Ia menambahkan, fenomena yang terjadi pada anggota Serikat Petani Pasundan sebenarnya hanya memperpanjang konflik lahan yang berujung pada kriminalisasi. Contoh lainnya adalah yang dialami oleh anggota KPRI dari masyarakat adat Badan Perjuangan Rakyat Penunggu Indonesia (BPRPI) yang mengalami konflik lahan yang saat ini dikuasai PTPN II Kebun Sampali.
“Kasus lainnya adalah sengketa lahan adat di Desa Semunying Jaya yang dialami Aliansi Masyarakat Adat (AMA) Kalimantan Barat, serta perampasan lahan di Desa Meranti Timur yang merupakan anggota dari Serikat Tani Sejahtera Indonesia (SETASI). Selain itu juga terjadi Perampasan lahan di Kabupaten Morowali Utara, khususnya Kecamatan Mori Atas, manjadi contoh kasus yang mengancam kehidupan petani di 12 desa. Konflik ini terjadi setelah diterbitkannya Izin Usaha Perkebunan (IUP) perusahaan sawit PT SPN seluas 14.254,63 ha oleh Pemda Morowali Utara pada tahun 2015,” tambah dia.
Sepanjang tahun 2015, Konsorsium Pembaruan Agraria (KPA) mencatat sedikitnya telah terjadi 252 peristiwa konflik agraria, dengan luasan wilayah konflik mencapai 400.430 hektar dan melibatkan sedikitnya 108.714 kepala keluarga (KK). Menurut catatan KPA, konflik agraria paling banyak terjadi di sektor perkebunan sebanyak 127 konflik.
Selanjutnya konflik di sektor pembangunan infrastruktur menempati posisi kedua sebanyak 70 konflik, lalu di sektor kehutanan sebanyak 24 konflik, sektor pertambangan 14 konflik, lain-lain sebanyak 9 konflik dan di sektor pertanian serta sektor pesisir/kelautan sebanyak 4 konflik.
Dari sisi korban, sepanjang 2015, konflik agraria telah mengakibatkan korban tewas sebanyak 5 orang, tertembak aparat 39 orang, dianiaya/mengalami luka-luka 124 orang dan mengalami kriminalisasi/ditahan sebanyak 278 orang. Sementara dari sisi pelaku kekerasan, sepanjang 2015 didominasi oleh pihak perusahaan sebanyak 35 kasus, polisi sebanyak 21 kasus, TNI sebanyak 16 kasus, pemerintah 10 kasus, preman 8 kasus, dan warga 3 kasus.
“Banyaknya konflik lahan ini dipicu oleh kebijakan agraria yang tidak berubah dari era sebelumnya.
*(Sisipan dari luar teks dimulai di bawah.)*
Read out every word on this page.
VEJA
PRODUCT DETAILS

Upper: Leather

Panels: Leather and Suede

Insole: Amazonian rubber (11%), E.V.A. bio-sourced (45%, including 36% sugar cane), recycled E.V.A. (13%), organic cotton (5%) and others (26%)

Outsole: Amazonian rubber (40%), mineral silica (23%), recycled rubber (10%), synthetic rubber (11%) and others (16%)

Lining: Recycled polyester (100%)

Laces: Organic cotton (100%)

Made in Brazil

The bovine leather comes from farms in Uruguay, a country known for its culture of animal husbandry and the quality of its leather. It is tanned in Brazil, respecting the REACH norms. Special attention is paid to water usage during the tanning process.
UU Pengadaan Tanah untuk Pembangunan, UU Pencegahan dan Pemberantasan Perusakan Hutan (UUP3H), UU Kehutanan, dan kebijakan yang berpotensi merampas lahan serta mengkriminalisasi rakyat malah dibiarkan atau diperkuat oleh pemerintahan saat ini. Logika yang digunakan Pemerintahan Jokowi-JK sebenarnya memiliki logika yang sama dengan pemerintahan yang lalu, yakni mengejar pertumbuhan perekonomian. Untuk mengejar pertumbuhan perekonomian ini jelas menimbulkan masalah serta mengancam kehidupan rakyat,” ia menambahkan.
Namun dalam pengalamannya, pertumbuhan perekonomian tidak berbanding lurus dengan meningkatnya kesejahteraan masyarakat. Dalam logika pertumbuhan perekonomian ini adalah selalu membuka peluang sebesar-besarnya kepada negara-negara investor atau korporasi. Hal ini malah menyebabkan tingkat kemiskinan semakin meningkat di masyarakat karena upaya mengejar pertumbuhan perekonomian dengan mengundang investor tersebut hanya akan menguntungkan para pemilik modal, bukan masyarakat. Penanaman modal oleh negara-negara investor atau korporasi tentunya akan membutuhkan lahan. Hal ini menjadikan konflik lahan antara masyarakat dan korporasi semakin menajam.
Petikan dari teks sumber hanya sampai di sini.